Der zweite Anlauf, der für Europa konstitutiv ist, ist die Frage, die durch Sokrates gestellt ist. Ohne Sokrates gibt es kein Europa. Selbst wenn die ganze Philosophie verloren ginge, würde Sokrates ausreichen, sie wieder zu entdecken und wieder zu entwickeln. Und was ist das Besondere? Es ist die Frage des Sokrates nach dem Vollzug des Menschen in seinem Menschsein, durch den er selber ein guter, ein wahrer Mensch wird. Das heißt die Grundfrage der Ethik. Das was einen Menschen befähigt zu einem Vollzug seines Seins, seines Selbst, ist das, was Platon eine Dynamis nennt, eine Kraft, und diese Kraft nennt er die Arete. Das ganze Unglück besteht darin, daß wir von Werten reden und nicht von der Arete oder Aretei, von den Tugenden als den Tüchtigkeiten, den Kräften, durch die der Mensch sein Leben als ein Guter zu vollziehen vermag. Die besondere Beziehung der Philosophie Platons dazu ist, daß er das Wissen gesucht hat, dessen man bedarf, um zu unterscheiden, zwischen Gut und Schlecht, zwischen Gut und Böse.
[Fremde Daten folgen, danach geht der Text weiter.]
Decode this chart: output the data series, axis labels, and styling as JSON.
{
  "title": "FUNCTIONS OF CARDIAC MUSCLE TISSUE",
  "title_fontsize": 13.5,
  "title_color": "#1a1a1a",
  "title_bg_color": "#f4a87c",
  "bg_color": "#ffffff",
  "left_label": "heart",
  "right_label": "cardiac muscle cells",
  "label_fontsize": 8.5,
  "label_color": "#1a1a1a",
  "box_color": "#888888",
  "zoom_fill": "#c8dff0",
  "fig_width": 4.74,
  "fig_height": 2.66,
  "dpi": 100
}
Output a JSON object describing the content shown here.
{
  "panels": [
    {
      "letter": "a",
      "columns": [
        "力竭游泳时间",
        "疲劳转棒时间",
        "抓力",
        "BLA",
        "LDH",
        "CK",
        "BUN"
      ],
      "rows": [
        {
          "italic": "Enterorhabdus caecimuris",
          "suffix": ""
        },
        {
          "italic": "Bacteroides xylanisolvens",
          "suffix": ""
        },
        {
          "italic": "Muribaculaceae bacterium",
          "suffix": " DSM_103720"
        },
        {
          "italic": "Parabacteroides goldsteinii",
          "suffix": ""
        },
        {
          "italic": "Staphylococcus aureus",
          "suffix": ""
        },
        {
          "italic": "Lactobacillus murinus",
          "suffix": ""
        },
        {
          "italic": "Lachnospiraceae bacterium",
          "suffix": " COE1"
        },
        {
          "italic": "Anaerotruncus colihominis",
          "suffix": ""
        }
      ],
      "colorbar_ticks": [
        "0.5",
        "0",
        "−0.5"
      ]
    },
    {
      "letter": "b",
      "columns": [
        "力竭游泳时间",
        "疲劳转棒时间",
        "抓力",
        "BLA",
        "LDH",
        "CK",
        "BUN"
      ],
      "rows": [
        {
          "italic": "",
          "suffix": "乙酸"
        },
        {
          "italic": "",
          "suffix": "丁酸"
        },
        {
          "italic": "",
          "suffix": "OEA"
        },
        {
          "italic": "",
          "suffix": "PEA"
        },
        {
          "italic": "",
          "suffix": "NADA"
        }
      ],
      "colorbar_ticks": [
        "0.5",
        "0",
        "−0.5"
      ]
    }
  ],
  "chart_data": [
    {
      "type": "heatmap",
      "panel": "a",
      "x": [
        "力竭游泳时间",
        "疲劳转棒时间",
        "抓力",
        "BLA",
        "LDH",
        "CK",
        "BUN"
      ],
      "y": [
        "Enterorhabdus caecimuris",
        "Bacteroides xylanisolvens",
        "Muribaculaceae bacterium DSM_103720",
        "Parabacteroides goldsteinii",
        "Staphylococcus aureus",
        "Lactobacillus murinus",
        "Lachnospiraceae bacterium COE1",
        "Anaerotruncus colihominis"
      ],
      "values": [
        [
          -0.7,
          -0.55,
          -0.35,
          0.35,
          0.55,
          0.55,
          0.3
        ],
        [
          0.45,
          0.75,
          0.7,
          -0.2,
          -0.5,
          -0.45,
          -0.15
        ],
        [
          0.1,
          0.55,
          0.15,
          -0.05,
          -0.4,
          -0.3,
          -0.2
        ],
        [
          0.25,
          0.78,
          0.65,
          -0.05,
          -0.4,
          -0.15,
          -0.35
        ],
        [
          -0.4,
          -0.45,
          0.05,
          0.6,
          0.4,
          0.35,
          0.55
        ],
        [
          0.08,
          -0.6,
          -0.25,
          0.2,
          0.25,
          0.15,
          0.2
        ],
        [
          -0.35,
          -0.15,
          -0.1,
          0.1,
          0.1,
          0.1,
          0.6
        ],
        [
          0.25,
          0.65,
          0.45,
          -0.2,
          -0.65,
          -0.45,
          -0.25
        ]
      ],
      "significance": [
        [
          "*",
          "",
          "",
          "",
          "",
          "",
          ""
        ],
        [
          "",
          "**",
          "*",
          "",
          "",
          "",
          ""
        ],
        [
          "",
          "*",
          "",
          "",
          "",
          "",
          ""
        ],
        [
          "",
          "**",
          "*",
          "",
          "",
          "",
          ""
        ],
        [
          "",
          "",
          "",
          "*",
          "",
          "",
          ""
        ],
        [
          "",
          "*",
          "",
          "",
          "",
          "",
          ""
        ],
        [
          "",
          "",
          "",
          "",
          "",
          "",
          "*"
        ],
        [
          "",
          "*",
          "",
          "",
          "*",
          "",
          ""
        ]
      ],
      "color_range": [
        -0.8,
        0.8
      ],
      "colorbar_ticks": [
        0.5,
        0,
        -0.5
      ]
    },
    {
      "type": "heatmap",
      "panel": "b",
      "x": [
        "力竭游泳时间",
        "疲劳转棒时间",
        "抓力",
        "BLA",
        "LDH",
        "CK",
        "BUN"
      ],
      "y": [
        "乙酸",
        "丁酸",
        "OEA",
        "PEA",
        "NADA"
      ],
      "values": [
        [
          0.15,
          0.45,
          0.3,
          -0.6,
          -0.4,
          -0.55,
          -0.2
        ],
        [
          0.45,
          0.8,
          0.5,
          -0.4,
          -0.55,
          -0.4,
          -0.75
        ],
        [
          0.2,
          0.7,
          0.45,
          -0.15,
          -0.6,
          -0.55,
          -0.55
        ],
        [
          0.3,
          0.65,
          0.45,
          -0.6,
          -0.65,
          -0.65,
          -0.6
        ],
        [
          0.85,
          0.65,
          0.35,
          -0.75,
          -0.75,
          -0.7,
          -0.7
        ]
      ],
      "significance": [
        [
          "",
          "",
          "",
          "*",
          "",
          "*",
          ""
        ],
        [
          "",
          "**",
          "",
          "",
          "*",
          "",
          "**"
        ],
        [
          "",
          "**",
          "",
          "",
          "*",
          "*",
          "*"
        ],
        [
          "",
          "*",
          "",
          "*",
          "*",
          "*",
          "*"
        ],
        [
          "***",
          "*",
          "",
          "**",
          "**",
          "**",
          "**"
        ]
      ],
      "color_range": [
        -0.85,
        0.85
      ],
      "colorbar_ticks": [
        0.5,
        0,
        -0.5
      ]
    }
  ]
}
Die Katastrophe der Gegenwart ist, daß wir in unserem öffentlichen und politischen Diskurs nicht mehr nach Gut und Böse urteilen. Für uns ist im Grunde genommen nicht der Einzelne, sondern die Gesellschaft schuld, die dann nach jedem Versagen als verbesserungswürdig erklärt wird. Wir haben damit in der öffentlichen Diskussion die Unterscheidung von Gut und Böse beseitigt und sie ist unrettbar verloren, wenn es nicht etwas gibt, was sich der Mensch wieder aneignen kann, das ihn befähigt zu dem Urteil über Gut und Schlecht. Jeden Tag, von morgens bis abends, sprechen Menschen Dinge, andere Menschen und Ereignisse an auf Gut und Schlecht, so dass Goethe sagen konnte: in gewisser Weise ist die Ethik alles. Alles ist Ethik, weil wir nichts ansprechen können, ohne es auch als Gut und Schlecht anzusprechen.

Das Christentum kennen alle – oder auch nicht –, aber worin besteht nun die Einzigartigkeit Europas in seiner Verbindung mit dem Christentum? Die Einzigartigkeit Europas besteht darin, daß von diesem Kontinent geschichtliche dynamische Entwicklungen ausgegangen sind, die heute die ganze Welt umspannen und erfasst haben. Sollte es eine einheitliche Welt geben, wird es eine sich durch Europa konstituierende und definierende Welt sein. Die Prozesse der Einheit der Welt werden auch in Wissenschaft und Technik und in vielen anderen Bereichen europäische Prozesse sein. Es gibt keine andere Kultur, die eine ausgreifende expansive Dynamik mit so neuen unvorstellbaren Errungenschaften wie auch Zerstörungsmöglichkeiten entwickelt hat, wie Europa. Und dieses Europa versinkt heute in Apathie und Resignation. Es hat sich fast selbst aufgegeben. Auf jeden Fall ist es nicht mehr bereit, sich geistig zu verteidigen.

Was hat Europa soweit gebracht? Es ist das, was das Christentum einzigartig macht, nämlich dass im Zentrum des Glaubens nicht nur Kreuz, sondern Auferstehung steht, das heißt das, was Hegel deutet, indem er sagt, was hier geschehen ist, ist der Tod des Todes. Ein Hegel’scher Begriff. Das ist etwas Unglaubliches. Hier ist eine Macht gegenwärtig und wirksam geworden, die Tod überwindende Kraft entwickeln kann. Auch die unglaublichen Leichtsinnigkeiten der Europäer hängen mit diesem Glauben zusammen und darum ist der tiefste Kern der geistigen Auseinandersetzung um die Zukunft Europas der Kampf dieser Tod überwindenden Macht des Lebens gegen die andringenden Mächte des Todes und der Destruktion.

Wenn Europa nicht zu diesem Quell, zu dieser Wurzel zurückfindet, dann wird es sein wie ein Haufen Sand, der von den Winden des Zeitgeistes getrieben und von Manipulatoren organisiert wird, die alle Sorgen haben, aber nicht unsere Sorge um die Zukunft Europas teilen.


(Der vorliegende Text wurde in freier Rede vorgetragen und zur Veröffentlichung formal überarbeitet.)